That's who they were. Carnivorous aliens who'd run tests on anything they could chase down. That was their one purpose. They didn't eat, didn't sleep. At least, from what he saw they didn't.

He couldn't even remember the last time he put real food in his mouth. The chemicals pumped into him sustained him. If they killed, they took what they needed and left the rest.
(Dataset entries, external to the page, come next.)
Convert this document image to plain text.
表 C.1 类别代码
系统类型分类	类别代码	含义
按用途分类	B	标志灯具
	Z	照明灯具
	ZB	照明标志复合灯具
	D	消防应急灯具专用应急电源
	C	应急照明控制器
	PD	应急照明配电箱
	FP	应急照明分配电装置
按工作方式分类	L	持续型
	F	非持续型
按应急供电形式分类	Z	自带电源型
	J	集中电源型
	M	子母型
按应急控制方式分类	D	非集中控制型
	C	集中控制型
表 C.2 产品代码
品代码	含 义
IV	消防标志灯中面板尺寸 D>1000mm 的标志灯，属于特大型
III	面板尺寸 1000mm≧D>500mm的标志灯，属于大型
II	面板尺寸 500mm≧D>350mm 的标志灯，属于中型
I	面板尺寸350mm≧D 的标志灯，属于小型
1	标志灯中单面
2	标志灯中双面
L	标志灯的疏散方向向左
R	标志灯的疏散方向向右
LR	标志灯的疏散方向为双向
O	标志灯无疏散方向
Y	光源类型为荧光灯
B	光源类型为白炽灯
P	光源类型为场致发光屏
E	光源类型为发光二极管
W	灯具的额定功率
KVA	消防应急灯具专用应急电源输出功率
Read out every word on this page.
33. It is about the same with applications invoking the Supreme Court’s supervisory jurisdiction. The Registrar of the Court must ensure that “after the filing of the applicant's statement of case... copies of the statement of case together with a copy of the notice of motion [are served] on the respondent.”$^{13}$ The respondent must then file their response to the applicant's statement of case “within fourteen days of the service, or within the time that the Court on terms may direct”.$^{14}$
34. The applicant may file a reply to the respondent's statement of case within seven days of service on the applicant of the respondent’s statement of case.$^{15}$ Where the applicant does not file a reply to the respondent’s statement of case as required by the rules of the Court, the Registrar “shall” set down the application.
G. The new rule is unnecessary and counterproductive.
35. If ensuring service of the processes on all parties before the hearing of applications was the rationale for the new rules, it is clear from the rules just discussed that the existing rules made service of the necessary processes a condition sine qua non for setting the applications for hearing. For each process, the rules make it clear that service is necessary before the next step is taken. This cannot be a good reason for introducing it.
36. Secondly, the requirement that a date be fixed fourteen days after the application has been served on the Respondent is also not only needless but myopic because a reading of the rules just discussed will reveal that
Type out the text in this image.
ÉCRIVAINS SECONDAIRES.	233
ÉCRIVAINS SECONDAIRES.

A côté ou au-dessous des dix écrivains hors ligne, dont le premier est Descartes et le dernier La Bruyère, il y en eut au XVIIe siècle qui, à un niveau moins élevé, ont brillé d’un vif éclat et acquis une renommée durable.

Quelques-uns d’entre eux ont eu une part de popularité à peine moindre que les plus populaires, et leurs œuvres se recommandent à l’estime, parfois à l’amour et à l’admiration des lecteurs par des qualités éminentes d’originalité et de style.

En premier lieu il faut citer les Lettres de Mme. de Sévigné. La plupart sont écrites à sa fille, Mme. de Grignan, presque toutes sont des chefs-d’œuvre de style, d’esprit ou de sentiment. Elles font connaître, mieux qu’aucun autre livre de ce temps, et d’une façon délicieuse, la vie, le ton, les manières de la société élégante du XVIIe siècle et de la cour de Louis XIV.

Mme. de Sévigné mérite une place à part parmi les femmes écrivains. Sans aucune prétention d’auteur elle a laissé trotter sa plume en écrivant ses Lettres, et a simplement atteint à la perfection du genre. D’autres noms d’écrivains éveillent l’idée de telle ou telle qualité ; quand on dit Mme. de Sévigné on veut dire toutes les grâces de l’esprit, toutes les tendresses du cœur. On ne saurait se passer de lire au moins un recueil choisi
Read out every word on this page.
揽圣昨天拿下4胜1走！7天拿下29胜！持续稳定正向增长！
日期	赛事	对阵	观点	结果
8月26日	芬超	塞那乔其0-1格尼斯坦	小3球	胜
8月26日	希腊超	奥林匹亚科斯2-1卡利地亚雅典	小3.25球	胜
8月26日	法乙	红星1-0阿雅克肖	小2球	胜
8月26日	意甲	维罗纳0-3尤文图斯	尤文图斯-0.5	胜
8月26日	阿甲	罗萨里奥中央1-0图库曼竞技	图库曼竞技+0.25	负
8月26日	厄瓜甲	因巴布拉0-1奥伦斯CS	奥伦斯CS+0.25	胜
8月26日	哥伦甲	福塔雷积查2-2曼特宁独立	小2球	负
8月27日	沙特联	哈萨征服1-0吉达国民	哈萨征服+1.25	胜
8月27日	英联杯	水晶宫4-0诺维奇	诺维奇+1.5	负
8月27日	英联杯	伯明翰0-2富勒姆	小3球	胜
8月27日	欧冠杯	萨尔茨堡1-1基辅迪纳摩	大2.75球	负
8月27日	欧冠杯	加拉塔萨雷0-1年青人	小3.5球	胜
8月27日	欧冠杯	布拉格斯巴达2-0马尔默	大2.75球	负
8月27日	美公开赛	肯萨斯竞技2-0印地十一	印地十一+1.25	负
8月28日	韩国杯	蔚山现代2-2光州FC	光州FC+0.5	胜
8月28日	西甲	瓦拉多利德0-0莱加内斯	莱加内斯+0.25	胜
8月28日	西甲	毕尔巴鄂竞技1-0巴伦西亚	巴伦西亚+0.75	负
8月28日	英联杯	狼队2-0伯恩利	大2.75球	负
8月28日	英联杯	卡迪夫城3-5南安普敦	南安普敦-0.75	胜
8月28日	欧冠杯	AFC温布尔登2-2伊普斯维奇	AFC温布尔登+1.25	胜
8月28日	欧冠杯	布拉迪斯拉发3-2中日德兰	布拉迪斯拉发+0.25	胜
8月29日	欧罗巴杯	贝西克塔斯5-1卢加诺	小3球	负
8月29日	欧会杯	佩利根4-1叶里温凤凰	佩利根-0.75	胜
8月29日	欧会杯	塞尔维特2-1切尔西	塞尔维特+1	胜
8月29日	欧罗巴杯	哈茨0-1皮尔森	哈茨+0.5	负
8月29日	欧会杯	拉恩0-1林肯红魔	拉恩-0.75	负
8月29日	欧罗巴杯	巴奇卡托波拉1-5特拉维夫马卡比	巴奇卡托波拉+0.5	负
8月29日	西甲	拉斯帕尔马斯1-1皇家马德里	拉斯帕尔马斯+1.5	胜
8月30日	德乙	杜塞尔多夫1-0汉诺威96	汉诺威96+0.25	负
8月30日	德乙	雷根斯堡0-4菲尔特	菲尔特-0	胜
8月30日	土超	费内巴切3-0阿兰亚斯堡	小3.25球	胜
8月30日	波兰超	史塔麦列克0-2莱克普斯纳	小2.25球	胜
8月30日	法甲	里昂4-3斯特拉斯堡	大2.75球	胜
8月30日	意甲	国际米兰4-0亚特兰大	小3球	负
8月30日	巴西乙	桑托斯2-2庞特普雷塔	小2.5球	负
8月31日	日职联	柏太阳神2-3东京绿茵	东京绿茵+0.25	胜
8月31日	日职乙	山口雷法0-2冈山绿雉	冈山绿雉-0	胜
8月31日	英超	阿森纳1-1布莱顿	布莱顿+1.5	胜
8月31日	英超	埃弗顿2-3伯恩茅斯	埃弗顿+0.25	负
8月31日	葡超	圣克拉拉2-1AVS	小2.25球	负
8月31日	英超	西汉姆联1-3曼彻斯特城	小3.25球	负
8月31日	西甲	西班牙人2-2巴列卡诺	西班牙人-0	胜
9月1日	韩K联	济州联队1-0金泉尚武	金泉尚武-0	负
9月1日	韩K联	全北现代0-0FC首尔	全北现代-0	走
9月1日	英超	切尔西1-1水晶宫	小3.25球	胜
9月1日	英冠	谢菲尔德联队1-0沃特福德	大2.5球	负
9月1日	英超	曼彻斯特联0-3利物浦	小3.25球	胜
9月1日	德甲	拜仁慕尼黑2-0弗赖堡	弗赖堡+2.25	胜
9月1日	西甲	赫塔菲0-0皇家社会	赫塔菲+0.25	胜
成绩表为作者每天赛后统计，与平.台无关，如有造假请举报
He watched them come back with jars and containers of animal parts or bugs. They had no passion to their work. They simply did things. Just carried out tasks like goal-driven robots. Their species was certainly a selcouth sort. Just busy, busy bees.

He watched them drag a whole deer into the lab during one of the rare times he was conscious, a trail of blood leaving crimson stripes on the flooring behind it. That was the day his heart stopped.

The day his soul snapped in half. Though it wasn't just a snap. It a was a million tiny little breaks and cracks that shocked him until he felt nothing, and then it all hit like a bag of burning bricks. His heart seized and stopped, his lungs slowed and he thought his skull had cracked in half. He felt warm liquid drip past his ears, and thought it true until he'd seen himself in the reflection of his glass cell. He had black horns bending up and behind his head. He didn't know what he was anymore; certainly not human. Humans need a heartbeat, and the ability to breathe. They took that away from him.

He escaped that night. They left his cell open, and through his quaking pain he escaped. Into the cold night air. He loved that feeling. Coldness. Frigid air. He let the sharp wind numb his pulsing agony as he wobbled through the woods. He remember the smell of damp earth and moss. He liked that too.

Then he remembered collapsing, bare feet, and warmth again. Not painful warmth. Comfortable warmth. It reminded him of...something...He couldn't remember anything from before. Though he knew it wasn't an Omni Codec. No, this was something he knew, just didn't remember. He couldn't remember. He couldn't remember. Apparently, they took his memories too. Little by little he forgot until all he knew was pain and broken pieces of an outside life. He knew bees, flowers, the sun, animals, his language. He knew his name: Ambrose Respa Alaviv. His age. But nothing more. Nothing less.

He owed his life to the people who took him in. Who he came to know as Alastair and Alan Moon. Alastair was an artificial demon too; but he was turned by black magic. A less painful process.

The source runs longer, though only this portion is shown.